Путь Черного извилист и полон Страданий! Айиии! Айиии! Ог, избежавший пытки Горькими Водами и прошедший сквозь Гром и Молнию на Шеридан-Сквер, нашел себе убежище под Светофором, под Синим Дождём, смывшим левую штанину его Омерзительных Штанов, оставившим его беззащитным. Ог, человек Большого опыта, для которого Мандала и Хаос были словно Раскрытая Книга, и кто своей Распутной губой вступал в Усатый Интим со всевозможными Нимфетками. Надеялся, что притворившись отныне Тибетским колесом Молитв, он сойдёт за Простого Пешехода. Дабы отвлечься от того Факта, что его Убежище — Неадекватно, он практиковал Удивленную Улыбку и перемещал свой Изгвазданный Баян от Паха к Хирургически Удлиненной Ноздре. В наши дни Мусор часто лезет к Козлу, размышлял он, теша Невинную Ноздрю ароматом своих Тухлых Яиц.

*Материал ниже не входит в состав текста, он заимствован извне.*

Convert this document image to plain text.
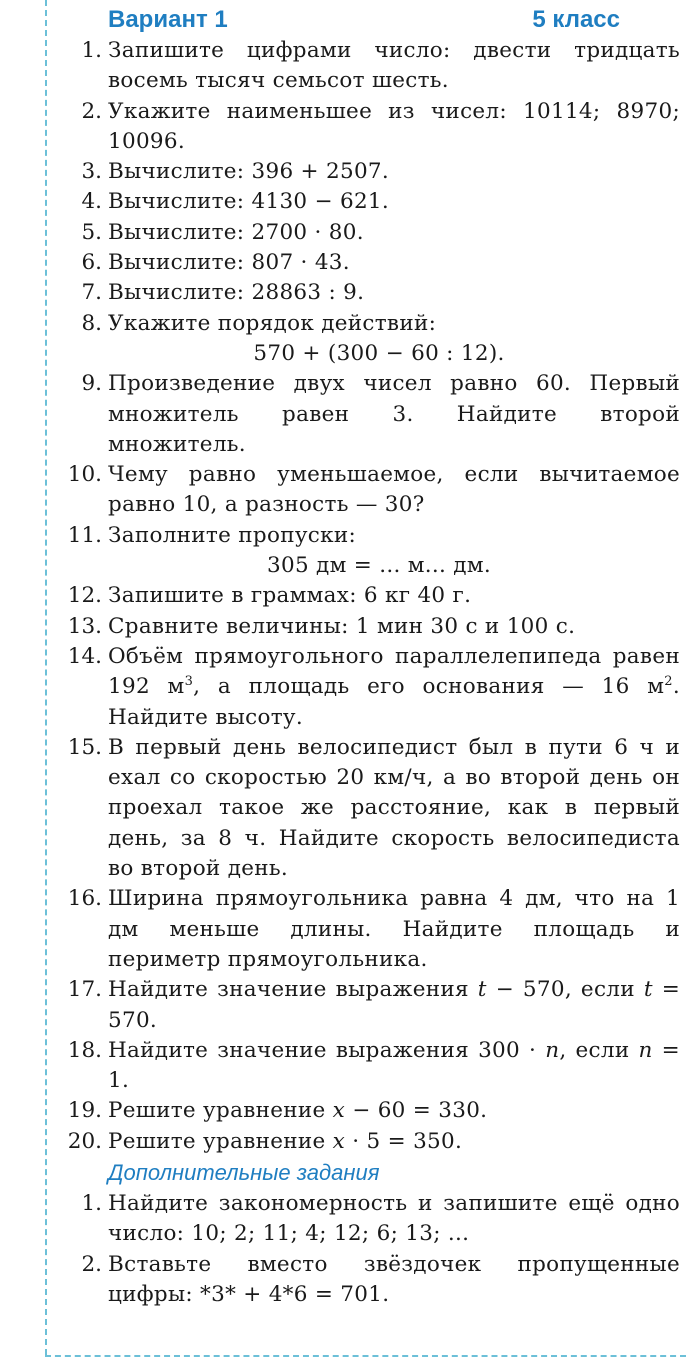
Вариант 1	5 класс
1. Запишите цифрами число: двести тридцать восемь тысяч семьсот шесть.
2. Укажите наименьшее из чисел: 10114; 8970; 10096.
3. Вычислите: 396 + 2507.
4. Вычислите: 4130 − 621.
5. Вычислите: 2700 · 80.
6. Вычислите: 807 · 43.
7. Вычислите: 28863 : 9.
8. Укажите порядок действий:
570 + (300 − 60 : 12).
9. Произведение двух чисел равно 60. Первый множитель равен 3. Найдите второй множитель.
10. Чему равно уменьшаемое, если вычитаемое равно 10, а разность — 30?
11. Заполните пропуски:
305 дм = ... м... дм.
12. Запишите в граммах: 6 кг 40 г.
13. Сравните величины: 1 мин 30 с и 100 с.
14. Объём прямоугольного параллелепипеда равен 192 $м^3$, а площадь его основания — 16 $м^2$. Найдите высоту.
15. В первый день велосипедист был в пути 6 ч и ехал со скоростью 20 км/ч, а во второй день он проехал такое же расстояние, как в первый день, за 8 ч. Найдите скорость велосипедиста во второй день.
16. Ширина прямоугольника равна 4 дм, что на 1 дм меньше длины. Найдите площадь и периметр прямоугольника.
17. Найдите значение выражения t − 570, если t = 570.
18. Найдите значение выражения 300 · n, если n = 1.
19. Решите уравнение x − 60 = 330.
20. Решите уравнение x · 5 = 350.
Дополнительные задания
1. Найдите закономерность и запишите ещё одно число: 10; 2; 11; 4; 12; 6; 13; ...
2. Вставьте вместо звёздочек пропущенные цифры: *3* + 4*6 = 701.
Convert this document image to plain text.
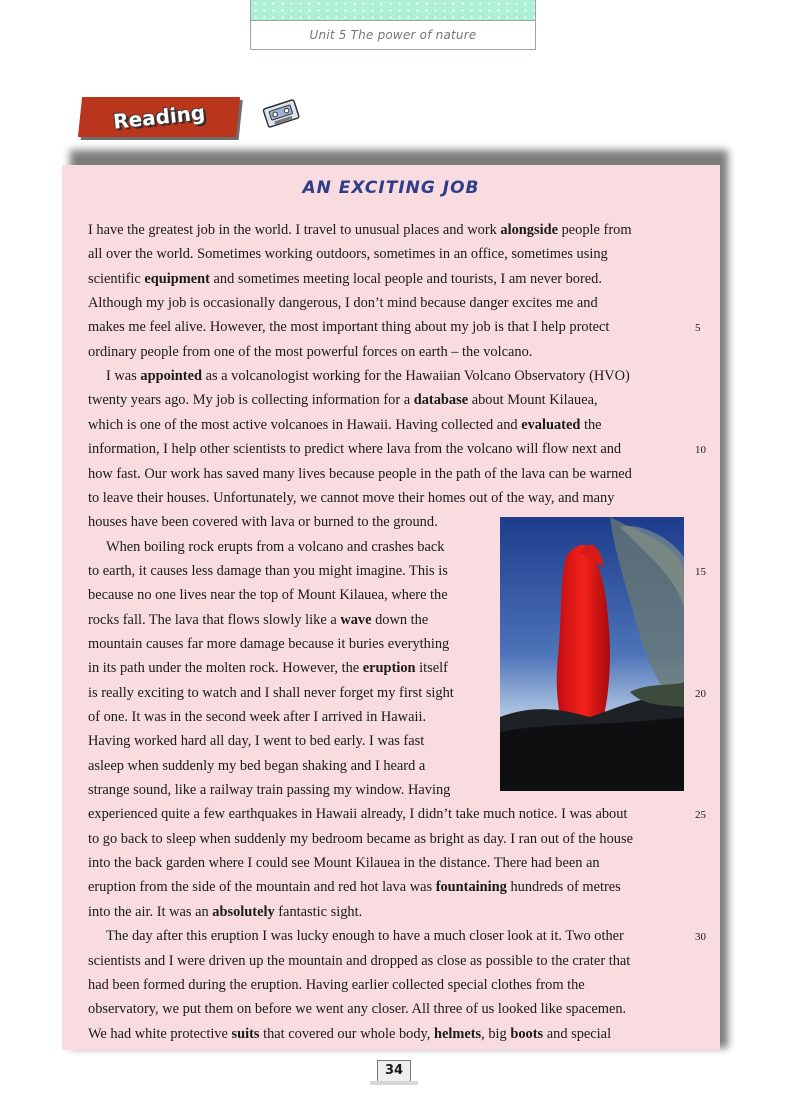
Unit 5 The power of nature
Reading
AN EXCITING JOB
I have the greatest job in the world. I travel to unusual places and work alongside people from
all over the world. Sometimes working outdoors, sometimes in an office, sometimes using
scientific equipment and sometimes meeting local people and tourists, I am never bored.
Although my job is occasionally dangerous, I don’t mind because danger excites me and
makes me feel alive. However, the most important thing about my job is that I help protect
ordinary people from one of the most powerful forces on earth – the volcano.
I was appointed as a volcanologist working for the Hawaiian Volcano Observatory (HVO)
twenty years ago. My job is collecting information for a database about Mount Kilauea,
which is one of the most active volcanoes in Hawaii. Having collected and evaluated the
information, I help other scientists to predict where lava from the volcano will flow next and
how fast. Our work has saved many lives because people in the path of the lava can be warned
to leave their houses. Unfortunately, we cannot move their homes out of the way, and many
houses have been covered with lava or burned to the ground.
When boiling rock erupts from a volcano and crashes back
to earth, it causes less damage than you might imagine. This is
because no one lives near the top of Mount Kilauea, where the
rocks fall. The lava that flows slowly like a wave down the
mountain causes far more damage because it buries everything
in its path under the molten rock. However, the eruption itself
is really exciting to watch and I shall never forget my first sight
of one. It was in the second week after I arrived in Hawaii.
Having worked hard all day, I went to bed early. I was fast
asleep when suddenly my bed began shaking and I heard a
strange sound, like a railway train passing my window. Having
experienced quite a few earthquakes in Hawaii already, I didn’t take much notice. I was about
to go back to sleep when suddenly my bedroom became as bright as day. I ran out of the house
into the back garden where I could see Mount Kilauea in the distance. There had been an
eruption from the side of the mountain and red hot lava was fountaining hundreds of metres
into the air. It was an absolutely fantastic sight.
The day after this eruption I was lucky enough to have a much closer look at it. Two other
scientists and I were driven up the mountain and dropped as close as possible to the crater that
had been formed during the eruption. Having earlier collected special clothes from the
observatory, we put them on before we went any closer. All three of us looked like spacemen.
We had white protective suits that covered our whole body, helmets, big boots and special
5
10
15
20
25
30
34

Стукач засёк, где он стоял, вертя своё Колесо Молитв, и с напускной невинностью косился на рядом стоящих прохожих. Стукач засек, где он стоял, вертя свое Колесо Молитв, и с Напускной Невинностью косился на рядом стоящих прохожих. Стукач закусил своей Беззубой Нижней Челюстью Верхнюю Губу, словно присосавшись к Ложке Патоки или Горячей Киске, и Буйно-Цветущим Плесневым Грибком вжался в стену.

Синюшные Бёдра Фэй трепетали под её Шубой и остро напоминали о себе на всем её пути по Западной 10-й.